Lo cierto es el pensamiento, la plena presencia en nuestra mente; el yo que lo piensa ya no es algo primario, sino una inferencia secundaria, pues realmente el yo existe en tanto que hay un pensamiento que es pensado. Sin el pensamiento, no tendríamos noticia de ese yo. Lo radical es el pensamiento; el sujeto es secundario. Y sin embargo para Descartes lo radical es el yo que piensa. Descartes no pudo asumir el peculiar carácter de la existencia de un pensamiento: su fluidez extrema, esa plena dinamicidad, su fugacidad,… algo que sólo existe en tanto que es pensado y que en cuanto deja de pensarse se volatiliza; él necesitaba acudir a algo que pudiera tocar con los dedos, a algo sustancial. Así, lo radical fue el yo que piensa —la res cogitans— y el pensamiento pasó a ser un atributo de ese yo. Lo que era radical pasó a ser secundario, y lo que era secundario pasó a ser lo radical.

Ello provocó que el hombre moderno se encerrara en sí mismo, en el sentido de que si lo radical es el yo que piensa, necesariamente sólo podía dar fe de aquello que se encontrara presente en su propia conciencia. Las cosas reales comenzaron a ser problemáticas, ya que sólo podíamos tener certeza de ellas en tanto que contenidos de conciencia. Pero, ¿es esto sostenible? No digamos un ‘no’ demasiado rápido.

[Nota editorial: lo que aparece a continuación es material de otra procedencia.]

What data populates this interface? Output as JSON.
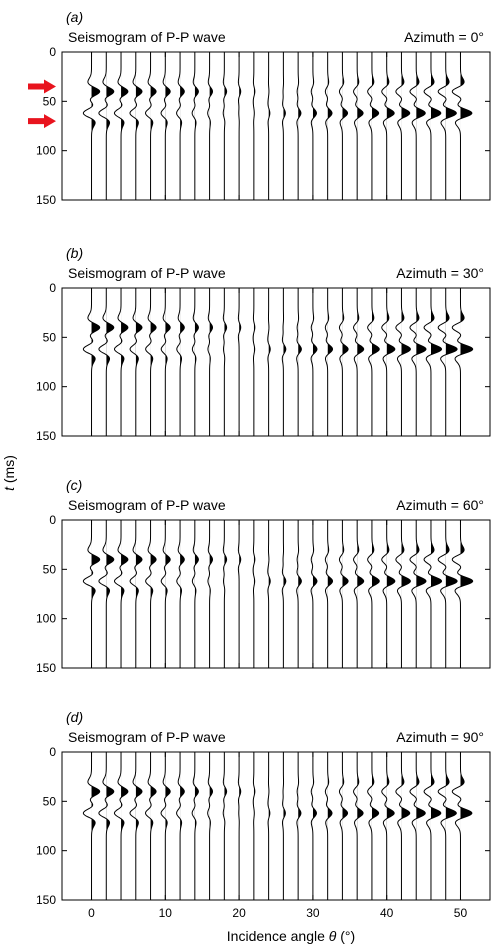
{
  "figure": {
    "y_axis_label_italic": "t",
    "y_axis_label_rest": " (ms)",
    "x_axis_label_prefix": "Incidence angle ",
    "x_axis_label_symbol": "θ",
    "x_axis_label_suffix": " (°)",
    "trace_color": "#000000",
    "arrow_color": "#e8141e",
    "arrow_icon": "right-arrow-icon"
  },
  "chart_data": [
    {
      "type": "seismogram",
      "panel_label": "(a)",
      "title": "Seismogram of P-P wave",
      "annotation": "Azimuth = 0°",
      "x_ticks": [
        0,
        10,
        20,
        30,
        40,
        50
      ],
      "y_ticks": [
        0,
        50,
        100,
        150
      ],
      "xlim": [
        -4,
        54
      ],
      "ylim": [
        0,
        150
      ],
      "y_reversed": true,
      "trace_angles": [
        0,
        2,
        4,
        6,
        8,
        10,
        12,
        14,
        16,
        18,
        20,
        22,
        24,
        26,
        28,
        30,
        32,
        34,
        36,
        38,
        40,
        42,
        44,
        46,
        48,
        50
      ],
      "events": [
        {
          "time_ms": 40,
          "amp_at_angle_0": 1.0,
          "amp_at_angle_50": -1.0
        },
        {
          "time_ms": 62,
          "amp_at_angle_0": -1.0,
          "amp_at_angle_50": 1.4
        }
      ],
      "arrow_times_ms": [
        35,
        70
      ]
    },
    {
      "type": "seismogram",
      "panel_label": "(b)",
      "title": "Seismogram of P-P wave",
      "annotation": "Azimuth = 30°",
      "x_ticks": [
        0,
        10,
        20,
        30,
        40,
        50
      ],
      "y_ticks": [
        0,
        50,
        100,
        150
      ],
      "xlim": [
        -4,
        54
      ],
      "ylim": [
        0,
        150
      ],
      "y_reversed": true,
      "trace_angles": [
        0,
        2,
        4,
        6,
        8,
        10,
        12,
        14,
        16,
        18,
        20,
        22,
        24,
        26,
        28,
        30,
        32,
        34,
        36,
        38,
        40,
        42,
        44,
        46,
        48,
        50
      ],
      "events": [
        {
          "time_ms": 40,
          "amp_at_angle_0": 1.0,
          "amp_at_angle_50": -1.0
        },
        {
          "time_ms": 62,
          "amp_at_angle_0": -1.0,
          "amp_at_angle_50": 1.5
        }
      ],
      "arrow_times_ms": []
    },
    {
      "type": "seismogram",
      "panel_label": "(c)",
      "title": "Seismogram of P-P wave",
      "annotation": "Azimuth = 60°",
      "x_ticks": [
        0,
        10,
        20,
        30,
        40,
        50
      ],
      "y_ticks": [
        0,
        50,
        100,
        150
      ],
      "xlim": [
        -4,
        54
      ],
      "ylim": [
        0,
        150
      ],
      "y_reversed": true,
      "trace_angles": [
        0,
        2,
        4,
        6,
        8,
        10,
        12,
        14,
        16,
        18,
        20,
        22,
        24,
        26,
        28,
        30,
        32,
        34,
        36,
        38,
        40,
        42,
        44,
        46,
        48,
        50
      ],
      "events": [
        {
          "time_ms": 40,
          "amp_at_angle_0": 1.0,
          "amp_at_angle_50": -1.0
        },
        {
          "time_ms": 62,
          "amp_at_angle_0": -1.0,
          "amp_at_angle_50": 1.5
        }
      ],
      "arrow_times_ms": []
    },
    {
      "type": "seismogram",
      "panel_label": "(d)",
      "title": "Seismogram of P-P wave",
      "annotation": "Azimuth = 90°",
      "x_ticks": [
        0,
        10,
        20,
        30,
        40,
        50
      ],
      "y_ticks": [
        0,
        50,
        100,
        150
      ],
      "xlim": [
        -4,
        54
      ],
      "ylim": [
        0,
        150
      ],
      "y_reversed": true,
      "trace_angles": [
        0,
        2,
        4,
        6,
        8,
        10,
        12,
        14,
        16,
        18,
        20,
        22,
        24,
        26,
        28,
        30,
        32,
        34,
        36,
        38,
        40,
        42,
        44,
        46,
        48,
        50
      ],
      "events": [
        {
          "time_ms": 40,
          "amp_at_angle_0": 1.0,
          "amp_at_angle_50": -1.0
        },
        {
          "time_ms": 62,
          "amp_at_angle_0": -1.0,
          "amp_at_angle_50": 1.4
        }
      ],
      "arrow_times_ms": []
    }
  ]
}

En primera instancia, efectivamente parece que no es sostenible. ¿Cómo va a reducirse el mundo a ser un mero contenido de conciencia?, ¿cómo podemos considerar al mundo como representación (Schopenhauer)? El mundo no es representación sino ‘lo’ representado, que es distinto. Otra cosa —y aquí está el meollo— es que yo no pueda sino representarlo, pero ¿me legitima ello a reducirlo a mi representación? Si la postura realista se caracterizaba por dar más peso a las cosas que al sujeto cognoscente, la idealista se caracteriza por dar más peso al sujeto que a la propia realidad. Pero el caso es que ni aprehendemos las cosas tal y como ellas son en sí, ni tampoco son como nosotros las aprehendemos.

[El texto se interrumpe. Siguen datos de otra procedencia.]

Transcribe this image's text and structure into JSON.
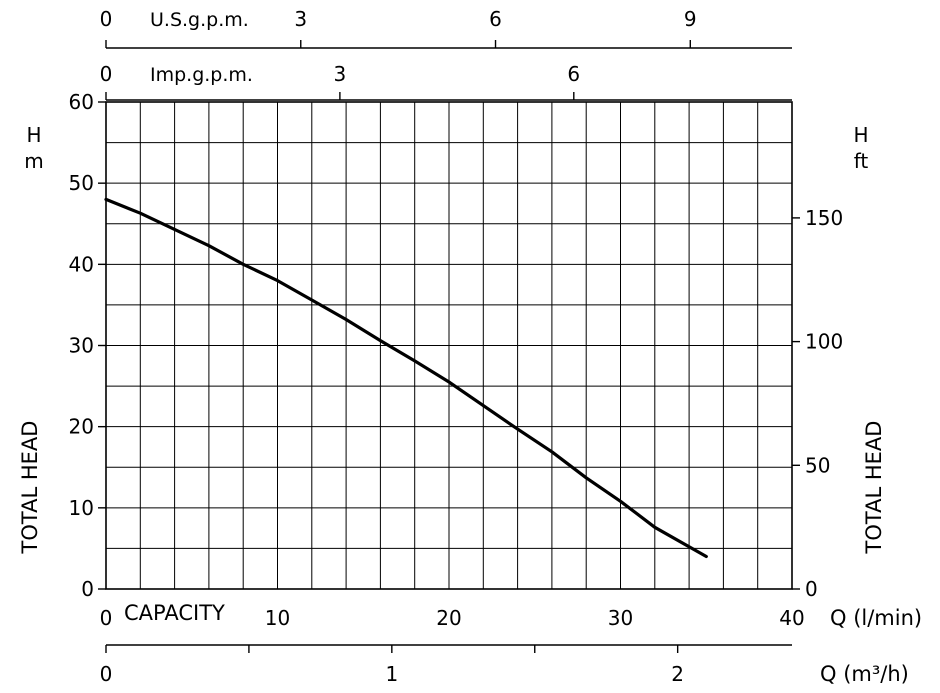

¿Qué hacer entonces? Quizá quepa una postura intermedia, que es la que se intentó adoptar desde la actitud fenomenológica. La fenomenología se erige en un intento de superación del solipsismo idealista pero sin caer en el realismo clásico, tarea encomiable y no tan fácil como parece. Otra cosa es que tuviera más o menos acierto en su tarea, pero que gracias a ella se dio un paso importante en la filosofía dejando su impronta en una actitud que influyó en una amplia parte de la reflexión contemporánea es indiscutible, como veremos en breve.